# New bike and trailer



## MisterStan (31 Aug 2012)

Picking up Mrs Stan's new bike tomorrow along with a trailer for Little Miss Stan - pics will follow - she's quite excited at the prospect and for me it's a good chance to get some extra weekend miles in! Can anyone let me know is it difficult to adjust to pulling a trailer? I assume it must be quite different to normal riding conditions?


----------



## ianrauk (31 Aug 2012)

Takes a little getting used to. Just have to make sure your brakes are in very good working order and remember to brake a little earlier then normal. Also good to pedal in a lower gear rather then grind your knees to death.


----------



## ufkacbln (31 Aug 2012)

Why are you pulling a trailer when she has a new bike ?


----------



## MisterStan (31 Aug 2012)

We will both be pulling the trailer at different times.


----------



## ufkacbln (31 Aug 2012)

It is all fairly self regulating, you naturally become very cautious and develop the skills as you progress.

The only two things to remember are that:

1. You are wider so you cannot sneak through bollards and other obstacles
2. You are longer so central islands when crossing roads need to be treated with caution to make sure the trailer is safely on the island

.. and either to get a rear mudguard or put the front of the trailer down when travelling in the wet, or the child gets very muddy


----------



## MisterStan (1 Sep 2012)

Thanks guys.

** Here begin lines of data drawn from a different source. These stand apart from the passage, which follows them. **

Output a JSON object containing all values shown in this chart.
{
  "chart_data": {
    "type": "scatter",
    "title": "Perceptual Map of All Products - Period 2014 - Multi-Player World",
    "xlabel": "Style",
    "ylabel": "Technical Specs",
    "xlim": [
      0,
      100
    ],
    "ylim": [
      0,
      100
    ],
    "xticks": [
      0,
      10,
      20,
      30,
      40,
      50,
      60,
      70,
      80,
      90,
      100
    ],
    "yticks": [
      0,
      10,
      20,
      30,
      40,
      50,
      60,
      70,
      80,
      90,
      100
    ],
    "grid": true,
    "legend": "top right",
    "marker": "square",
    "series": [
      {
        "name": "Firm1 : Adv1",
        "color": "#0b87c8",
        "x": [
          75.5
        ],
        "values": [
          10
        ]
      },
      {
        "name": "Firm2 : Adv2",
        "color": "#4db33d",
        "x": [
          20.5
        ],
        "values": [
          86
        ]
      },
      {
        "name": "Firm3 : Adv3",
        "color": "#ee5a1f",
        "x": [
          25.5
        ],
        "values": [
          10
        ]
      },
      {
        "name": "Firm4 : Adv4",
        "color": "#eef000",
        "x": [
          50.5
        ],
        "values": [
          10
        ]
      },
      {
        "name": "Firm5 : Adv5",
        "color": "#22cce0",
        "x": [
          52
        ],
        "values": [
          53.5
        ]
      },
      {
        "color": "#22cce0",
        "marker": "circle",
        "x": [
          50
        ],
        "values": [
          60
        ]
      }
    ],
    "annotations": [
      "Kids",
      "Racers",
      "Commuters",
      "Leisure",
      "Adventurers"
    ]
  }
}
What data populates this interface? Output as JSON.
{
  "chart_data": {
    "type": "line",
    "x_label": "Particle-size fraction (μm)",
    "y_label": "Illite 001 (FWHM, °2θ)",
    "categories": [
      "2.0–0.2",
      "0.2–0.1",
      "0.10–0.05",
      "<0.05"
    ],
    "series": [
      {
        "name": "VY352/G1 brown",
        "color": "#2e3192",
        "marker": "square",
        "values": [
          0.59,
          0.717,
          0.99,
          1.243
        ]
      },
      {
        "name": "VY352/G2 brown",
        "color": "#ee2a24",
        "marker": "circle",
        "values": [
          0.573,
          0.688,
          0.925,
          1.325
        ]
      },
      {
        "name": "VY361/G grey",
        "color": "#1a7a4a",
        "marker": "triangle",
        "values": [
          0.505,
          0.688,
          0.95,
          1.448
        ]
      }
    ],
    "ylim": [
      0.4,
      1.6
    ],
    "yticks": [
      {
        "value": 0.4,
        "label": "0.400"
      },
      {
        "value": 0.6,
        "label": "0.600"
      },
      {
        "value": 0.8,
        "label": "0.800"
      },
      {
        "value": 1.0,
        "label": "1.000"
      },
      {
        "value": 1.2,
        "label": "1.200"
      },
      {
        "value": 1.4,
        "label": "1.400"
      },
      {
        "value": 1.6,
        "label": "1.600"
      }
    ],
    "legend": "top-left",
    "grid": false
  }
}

Test ride today!


----------



## skudupnorth (1 Sep 2012)

Enjoy,they are a great addition to cycling and you can carry loads of stuff in them !


----------



## ufkacbln (1 Sep 2012)

skudupnorth said:


> Enjoy,they are a great addition to cycling and you can carry loads of stuff in them !


 
We first tried a trailer at Rutland Water, and loaded it up with clothes, and other odds and ends to give it weight before trying it out
We stopped off for a pub lunch and left it outside .....

Came back a couple of minutes later to find three ladies from a Coach Party saying how cute the baby was snuggled down into the fleeces and things, but how irresponsible the parents were just leaving it outside the pub

As we ate lunch they stared daggers as we ignored the baby until one of them came across and spoke to my wife.

She just let her continue for a couple of minutes before pointing out that the "baby" was in fact a waterproof jacket!


----------



## skudupnorth (1 Sep 2012)

We rode the Blackpool "Ride the Lights" event the other night and were amazed how many people commented on the trailer with our two youngest sat nice and snug even though there were quite a few using the same type of child transport !
They are a nice replacement for prams/buggies to carry all the stuff you would normally have to chuck in a rucksack,not sure if my kids will ride one once they become teenagers,must devise a cunning plan !


----------



## compo (1 Sep 2012)

Something I find when towing my trailer (cargo not kiddie type) is that a lot of cars seem to allow more room when they overtake. Also don't forget the trailer is there when you pull into the kerb to stop and dismount.


----------



## MisterStan (1 Sep 2012)

First ride was a success! Stopped in at a pub at the half way point too, so a double result!


----------